Дверь открылась, вошла женщина в резиновых перчатках.

— Ну вот, опять, — сказала она. Шагнула к миссис Хеллер и вытерла ей слезы. — Почему бы вам, черт возьми, не сделать передышку?

— Мне надо рассказать… — начала миссис Хеллер.

— Мы все это уже слышали. Теперь отдыхайте.

Женщина в резиновых перчатках вывела меня из комнаты. Кошка вышла с нами.

— Я принес цветы, — сказал я.

— Я их возьму, — сказала женщина.

— Я извинился перед ней.

— Ее это не интересует. Эти ее истории — они у меня уже в печенках. Ну какой в этом смысл? Без конца прокручивать одно и то же. Никто и не хочет слушать. — Она открыла входную дверь. Кошка выбежала на лестницу. — Чертова тварь. Наверняка у нее блохи.

— Ее детей убили, — сказал я.

— Знаю, — ответила женщина, — но это уж не моя вина.


Я сижу в гостиной. Лиз по-прежнему в спальне. Я слышу, как она плачет. На полке рядом со мной — фотография. Мы снялись в тот самый день, когда въехали в эту квартиру. Мы сидим на деревянных ящиках и держимся за руки. Волосы у Лиз были тогда длиннее, и она носила очки, а не контактные линзы. И она чуть располнела.

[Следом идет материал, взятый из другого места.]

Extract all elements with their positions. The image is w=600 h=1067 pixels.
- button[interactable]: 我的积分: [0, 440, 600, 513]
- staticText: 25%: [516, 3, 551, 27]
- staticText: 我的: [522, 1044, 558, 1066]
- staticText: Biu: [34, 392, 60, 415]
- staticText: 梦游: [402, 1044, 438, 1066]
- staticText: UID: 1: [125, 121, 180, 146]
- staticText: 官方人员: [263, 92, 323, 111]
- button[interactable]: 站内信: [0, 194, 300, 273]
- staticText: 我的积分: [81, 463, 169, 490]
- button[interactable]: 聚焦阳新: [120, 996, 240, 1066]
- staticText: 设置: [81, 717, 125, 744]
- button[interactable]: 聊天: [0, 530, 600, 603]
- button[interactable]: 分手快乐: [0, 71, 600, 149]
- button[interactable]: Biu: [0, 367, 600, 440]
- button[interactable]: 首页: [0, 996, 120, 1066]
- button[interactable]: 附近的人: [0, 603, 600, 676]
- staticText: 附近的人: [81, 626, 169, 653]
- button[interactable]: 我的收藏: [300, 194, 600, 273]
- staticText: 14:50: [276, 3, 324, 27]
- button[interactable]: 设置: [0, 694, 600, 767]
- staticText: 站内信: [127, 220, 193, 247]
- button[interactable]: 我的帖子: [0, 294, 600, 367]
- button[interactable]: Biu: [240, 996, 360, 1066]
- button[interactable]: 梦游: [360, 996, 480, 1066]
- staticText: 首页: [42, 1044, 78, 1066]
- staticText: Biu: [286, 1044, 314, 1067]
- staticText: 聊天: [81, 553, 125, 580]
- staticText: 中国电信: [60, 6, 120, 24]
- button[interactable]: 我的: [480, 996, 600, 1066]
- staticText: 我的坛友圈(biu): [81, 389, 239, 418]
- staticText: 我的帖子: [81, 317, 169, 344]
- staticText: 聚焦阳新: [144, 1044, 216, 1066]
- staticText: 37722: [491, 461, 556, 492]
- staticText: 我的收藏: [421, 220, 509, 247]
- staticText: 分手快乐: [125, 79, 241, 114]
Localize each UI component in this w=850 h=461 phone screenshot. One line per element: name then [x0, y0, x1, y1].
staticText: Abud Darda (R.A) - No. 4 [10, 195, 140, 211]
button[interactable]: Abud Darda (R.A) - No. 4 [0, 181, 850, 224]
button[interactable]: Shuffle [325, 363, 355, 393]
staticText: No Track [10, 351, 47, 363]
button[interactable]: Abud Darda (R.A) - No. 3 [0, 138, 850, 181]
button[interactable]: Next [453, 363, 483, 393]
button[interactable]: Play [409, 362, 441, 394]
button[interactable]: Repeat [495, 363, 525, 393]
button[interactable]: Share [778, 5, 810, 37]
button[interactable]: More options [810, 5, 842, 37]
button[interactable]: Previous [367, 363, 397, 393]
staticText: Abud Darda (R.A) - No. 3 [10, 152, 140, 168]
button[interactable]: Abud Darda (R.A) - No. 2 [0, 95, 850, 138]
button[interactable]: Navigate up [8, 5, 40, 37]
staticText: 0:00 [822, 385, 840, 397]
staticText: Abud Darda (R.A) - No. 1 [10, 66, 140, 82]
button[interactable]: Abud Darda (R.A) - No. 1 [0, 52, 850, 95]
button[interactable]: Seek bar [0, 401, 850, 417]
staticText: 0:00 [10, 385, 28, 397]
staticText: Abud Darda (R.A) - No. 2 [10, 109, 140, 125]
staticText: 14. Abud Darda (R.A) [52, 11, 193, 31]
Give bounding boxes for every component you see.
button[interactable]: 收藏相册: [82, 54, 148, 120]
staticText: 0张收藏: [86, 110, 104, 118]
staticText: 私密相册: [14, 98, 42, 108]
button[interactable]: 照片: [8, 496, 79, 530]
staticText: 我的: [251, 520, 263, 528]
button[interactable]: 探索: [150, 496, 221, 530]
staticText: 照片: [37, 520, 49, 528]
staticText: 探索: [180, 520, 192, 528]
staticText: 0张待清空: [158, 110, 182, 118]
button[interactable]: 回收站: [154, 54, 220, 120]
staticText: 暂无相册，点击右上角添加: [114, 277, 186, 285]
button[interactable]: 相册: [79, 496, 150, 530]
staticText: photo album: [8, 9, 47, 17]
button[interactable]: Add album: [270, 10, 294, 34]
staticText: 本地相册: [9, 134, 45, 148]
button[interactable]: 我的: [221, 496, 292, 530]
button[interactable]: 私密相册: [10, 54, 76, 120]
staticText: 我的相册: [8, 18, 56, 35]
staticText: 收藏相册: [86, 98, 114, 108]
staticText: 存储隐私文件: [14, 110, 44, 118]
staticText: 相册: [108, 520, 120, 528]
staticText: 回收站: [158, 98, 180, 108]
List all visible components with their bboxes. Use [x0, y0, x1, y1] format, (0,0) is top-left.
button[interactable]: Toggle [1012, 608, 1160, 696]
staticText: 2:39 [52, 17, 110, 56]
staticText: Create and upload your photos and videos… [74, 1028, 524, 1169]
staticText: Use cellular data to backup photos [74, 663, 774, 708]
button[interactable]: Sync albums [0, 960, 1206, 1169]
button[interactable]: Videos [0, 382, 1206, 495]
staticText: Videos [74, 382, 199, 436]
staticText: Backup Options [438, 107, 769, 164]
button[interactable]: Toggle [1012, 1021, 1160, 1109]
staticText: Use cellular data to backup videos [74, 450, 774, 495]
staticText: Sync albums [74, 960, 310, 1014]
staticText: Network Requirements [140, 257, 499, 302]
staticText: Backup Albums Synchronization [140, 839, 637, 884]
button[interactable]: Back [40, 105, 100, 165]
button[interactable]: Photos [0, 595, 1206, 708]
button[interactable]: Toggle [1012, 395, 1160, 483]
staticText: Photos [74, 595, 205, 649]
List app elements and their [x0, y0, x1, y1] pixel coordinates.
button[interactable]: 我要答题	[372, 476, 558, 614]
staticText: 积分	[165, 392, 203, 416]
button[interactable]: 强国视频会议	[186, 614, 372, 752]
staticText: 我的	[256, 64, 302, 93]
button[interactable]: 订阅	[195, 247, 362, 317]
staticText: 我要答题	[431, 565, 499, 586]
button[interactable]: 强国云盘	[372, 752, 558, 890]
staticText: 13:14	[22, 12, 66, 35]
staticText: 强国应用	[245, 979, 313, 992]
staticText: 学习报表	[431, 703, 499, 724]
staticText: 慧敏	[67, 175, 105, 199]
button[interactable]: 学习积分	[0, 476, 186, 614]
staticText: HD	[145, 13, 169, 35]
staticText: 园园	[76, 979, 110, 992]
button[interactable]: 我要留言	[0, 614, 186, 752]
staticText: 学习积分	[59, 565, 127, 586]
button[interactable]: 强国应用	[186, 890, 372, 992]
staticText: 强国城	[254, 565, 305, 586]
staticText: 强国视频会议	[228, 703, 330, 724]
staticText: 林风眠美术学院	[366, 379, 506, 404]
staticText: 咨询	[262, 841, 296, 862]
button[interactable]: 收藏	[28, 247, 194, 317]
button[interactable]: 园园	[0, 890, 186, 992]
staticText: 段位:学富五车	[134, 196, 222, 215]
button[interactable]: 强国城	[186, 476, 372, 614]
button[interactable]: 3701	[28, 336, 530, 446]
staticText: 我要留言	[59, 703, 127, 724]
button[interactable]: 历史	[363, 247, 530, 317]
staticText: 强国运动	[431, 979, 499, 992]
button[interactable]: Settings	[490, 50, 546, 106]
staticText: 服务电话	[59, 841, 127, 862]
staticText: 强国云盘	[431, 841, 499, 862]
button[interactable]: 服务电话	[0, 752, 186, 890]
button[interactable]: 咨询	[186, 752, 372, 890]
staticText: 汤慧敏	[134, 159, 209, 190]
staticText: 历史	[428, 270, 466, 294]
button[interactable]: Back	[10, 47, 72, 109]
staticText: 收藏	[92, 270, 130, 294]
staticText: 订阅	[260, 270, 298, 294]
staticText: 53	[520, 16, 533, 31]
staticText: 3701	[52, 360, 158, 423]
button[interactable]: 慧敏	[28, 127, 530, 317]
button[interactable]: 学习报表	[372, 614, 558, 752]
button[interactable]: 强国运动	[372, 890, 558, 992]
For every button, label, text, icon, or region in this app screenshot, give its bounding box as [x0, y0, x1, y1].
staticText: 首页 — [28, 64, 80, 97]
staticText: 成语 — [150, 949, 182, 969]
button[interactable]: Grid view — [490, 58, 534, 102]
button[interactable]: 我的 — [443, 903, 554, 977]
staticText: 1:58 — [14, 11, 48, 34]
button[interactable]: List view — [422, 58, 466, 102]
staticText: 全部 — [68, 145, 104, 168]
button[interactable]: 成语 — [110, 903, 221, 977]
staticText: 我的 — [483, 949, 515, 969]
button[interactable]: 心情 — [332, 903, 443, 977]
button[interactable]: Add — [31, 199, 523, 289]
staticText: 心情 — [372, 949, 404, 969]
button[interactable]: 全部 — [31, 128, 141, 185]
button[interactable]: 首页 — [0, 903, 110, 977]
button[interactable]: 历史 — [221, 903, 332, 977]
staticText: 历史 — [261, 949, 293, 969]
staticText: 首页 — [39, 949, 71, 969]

Я внимательно изучаю снимок. Не кроется ли здесь какая-то тайна? Какой-нибудь знак на лице Лиз — выражение недовольства, подернутые скукой глаза, усмешка — что-то, что бы выдало ее слабости, потаенные страсти, которые она скрывала привычными ласками. В тот момент, сидя на ящиках, сжимая ее руку, глядя в объектив, я чувствовал, что знаю ее, знаю каждую ее грань, каждую мысль, желание, импульс. Я чувствовал, что она часть меня, мое продолжение. Я знал, о чем она думает и что сейчас станет делать. У нас были общие симпатии и антипатии. В постели я инстинктивно понимал, как доставить ей удовольствие: нежно дышал в ее полуоткрытый рот, гладил ей пальцами губы, покусывал мочки ушей. Я никогда не думал «я», только «мы». Что мы собираемся делать, во что мы верим, что мы хотим.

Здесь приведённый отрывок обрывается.